Redmayne is blessed with chameleonic acting skills where he can win an Oscar for playing a paralysed Stephen Hawking one minute, then convince as a pioneering transgender woman the next. That talent for mimicry made him a shoo-in for the Jackal’s many aliases: we find him effortlessly weeping in German or smoothly negotiating in French, and he’s a natural as the plummy Englishman apologising unconvincingly to his long-suffering wife (the smouldering, suspicious Úrsula Corberó).

He gets across Jackal’s boyish charm and annoying inscrutability; the killer’s constant shapeshifting makes him teasingly unknowable. Among an impressive cast is Lashana Lynch offsetting the macho landscape with her obsessed MI6 officer hunting down the assassin before his next kill; Kate Dickie is excellent too, playing a broken Belfast informant trapped in a criminal web. In Bond-movie style, the action flips relentlessly between Bucharest, Munich and Paris, with sports cars and yachts all casually deployed. In one preposterously OTT scene, the Jackal flees on a horse, which feels like catnip chucked in for fans of the spy-action genre, and there are car chases, bullet storms and fisticuffs aplenty.

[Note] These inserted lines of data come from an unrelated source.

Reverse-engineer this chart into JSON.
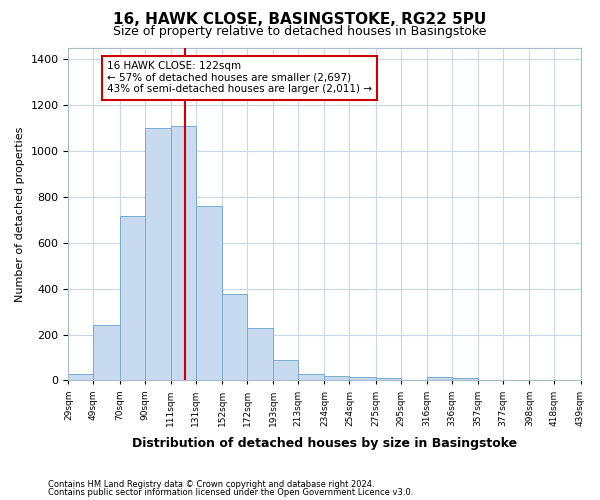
{
  "title": "16, HAWK CLOSE, BASINGSTOKE, RG22 5PU",
  "subtitle": "Size of property relative to detached houses in Basingstoke",
  "xlabel": "Distribution of detached houses by size in Basingstoke",
  "ylabel": "Number of detached properties",
  "footnote1": "Contains HM Land Registry data © Crown copyright and database right 2024.",
  "footnote2": "Contains public sector information licensed under the Open Government Licence v3.0.",
  "bar_color": "#c8daf0",
  "bar_edge_color": "#7aaad0",
  "grid_color": "#c8d8e8",
  "property_line_x": 122,
  "property_line_color": "#cc0000",
  "annotation_text": "16 HAWK CLOSE: 122sqm\n← 57% of detached houses are smaller (2,697)\n43% of semi-detached houses are larger (2,011) →",
  "annotation_box_edgecolor": "#cc0000",
  "bin_edges": [
    29,
    49,
    70,
    90,
    111,
    131,
    152,
    172,
    193,
    213,
    234,
    254,
    275,
    295,
    316,
    336,
    357,
    377,
    398,
    418,
    439
  ],
  "bin_counts": [
    30,
    240,
    715,
    1100,
    1110,
    760,
    375,
    230,
    90,
    30,
    20,
    15,
    10,
    0,
    15,
    10,
    0,
    0,
    0,
    0
  ],
  "ylim": [
    0,
    1450
  ],
  "yticks": [
    0,
    200,
    400,
    600,
    800,
    1000,
    1200,
    1400
  ],
  "background_color": "#ffffff",
  "figsize": [
    6.0,
    5.0
  ],
  "dpi": 100
}
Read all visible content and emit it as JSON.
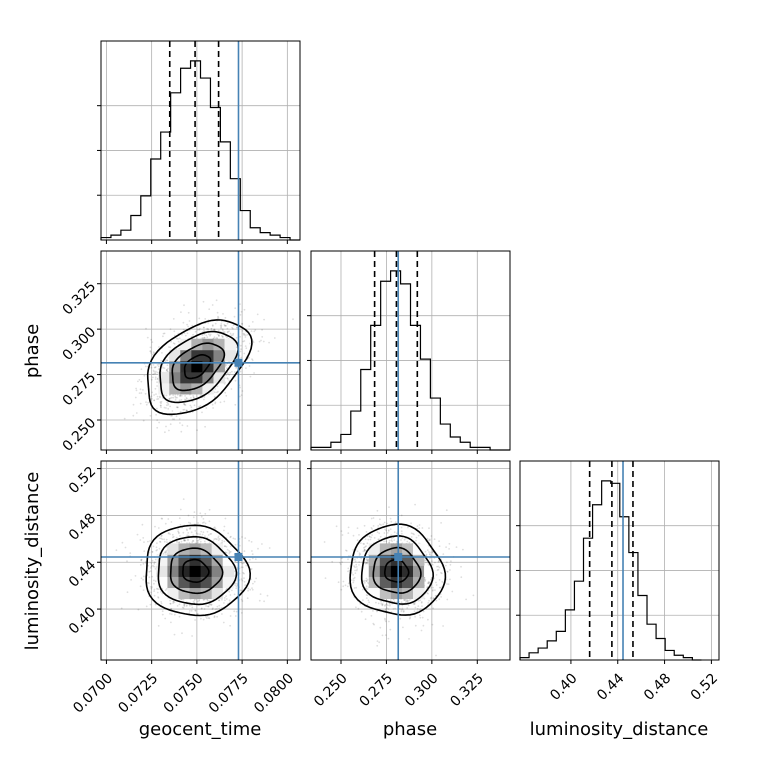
{
  "chart_data": {
    "type": "corner",
    "parameters": [
      "geocent_time",
      "phase",
      "luminosity_distance"
    ],
    "truths": [
      0.0773,
      0.2815,
      0.4445
    ],
    "quantiles": {
      "geocent_time": [
        0.0735,
        0.0749,
        0.0762
      ],
      "phase": [
        0.2685,
        0.2805,
        0.292
      ],
      "luminosity_distance": [
        0.416,
        0.435,
        0.453
      ]
    },
    "ranges": {
      "geocent_time": [
        0.0697,
        0.0807
      ],
      "phase": [
        0.2335,
        0.343
      ],
      "luminosity_distance": [
        0.3565,
        0.5265
      ]
    },
    "ticks": {
      "geocent_time": [
        "0.0700",
        "0.0725",
        "0.0750",
        "0.0775",
        "0.0800"
      ],
      "phase": [
        "0.250",
        "0.275",
        "0.300",
        "0.325"
      ],
      "luminosity_distance": [
        "0.40",
        "0.44",
        "0.48",
        "0.52"
      ]
    },
    "histograms": {
      "geocent_time": {
        "edges": [
          0.0697,
          0.07025,
          0.0708,
          0.07135,
          0.0719,
          0.07245,
          0.073,
          0.07355,
          0.0741,
          0.07465,
          0.0752,
          0.07575,
          0.0763,
          0.07685,
          0.0774,
          0.07795,
          0.0785,
          0.07905,
          0.0796,
          0.08015,
          0.0807
        ],
        "counts": [
          1,
          2,
          4,
          10,
          18,
          33,
          44,
          60,
          70,
          73,
          66,
          54,
          40,
          25,
          12,
          5,
          3,
          2,
          1,
          0
        ]
      },
      "phase": {
        "edges": [
          0.2335,
          0.23898,
          0.24445,
          0.24993,
          0.2554,
          0.26088,
          0.26635,
          0.27183,
          0.2773,
          0.28278,
          0.28825,
          0.29373,
          0.2992,
          0.30468,
          0.31015,
          0.31563,
          0.3211,
          0.32658,
          0.33205,
          0.33753,
          0.343
        ],
        "counts": [
          1,
          1,
          3,
          6,
          15,
          31,
          48,
          65,
          69,
          64,
          48,
          35,
          20,
          10,
          5,
          3,
          1,
          1,
          0,
          0
        ]
      },
      "luminosity_distance": {
        "edges": [
          0.3565,
          0.36425,
          0.372,
          0.37975,
          0.3875,
          0.39525,
          0.403,
          0.41075,
          0.4185,
          0.42625,
          0.434,
          0.44175,
          0.4495,
          0.45725,
          0.465,
          0.47275,
          0.4805,
          0.48825,
          0.496,
          0.50375,
          0.5115
        ],
        "counts": [
          1,
          3,
          5,
          8,
          12,
          21,
          33,
          51,
          65,
          75,
          74,
          60,
          45,
          27,
          15,
          9,
          4,
          2,
          1,
          0
        ]
      }
    },
    "posterior_2d": {
      "phase_vs_geocent_time": {
        "x_mean": 0.075,
        "y_mean": 0.2795,
        "x_sd": 0.0013,
        "y_sd": 0.0118,
        "corr": 0.45
      },
      "luminosity_distance_vs_geocent_time": {
        "x_mean": 0.0749,
        "y_mean": 0.4325,
        "x_sd": 0.0013,
        "y_sd": 0.0175,
        "corr": -0.05
      },
      "luminosity_distance_vs_phase": {
        "x_mean": 0.2805,
        "y_mean": 0.4325,
        "x_sd": 0.0118,
        "y_sd": 0.0175,
        "corr": -0.05
      }
    },
    "grid": true,
    "colors": {
      "truth": "#4682b4",
      "hist": "#000000",
      "quantile": "#000000",
      "contour": "#000000",
      "grid": "#b0b0b0"
    }
  }
}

The first five episodes are lavishly made and thrilling, with more prosthetic chins, fake liver spots and dapper suits than you can shake a stick at. Corruption at the higher echelons of state power comes as standard and the show nails the pacey adrenaline of cat-and-mouse games with sniper-like precision.
The Day Of The Jackal is broadcast on Thursdays on Sky Atlantic; all episodes available the same day on NOW.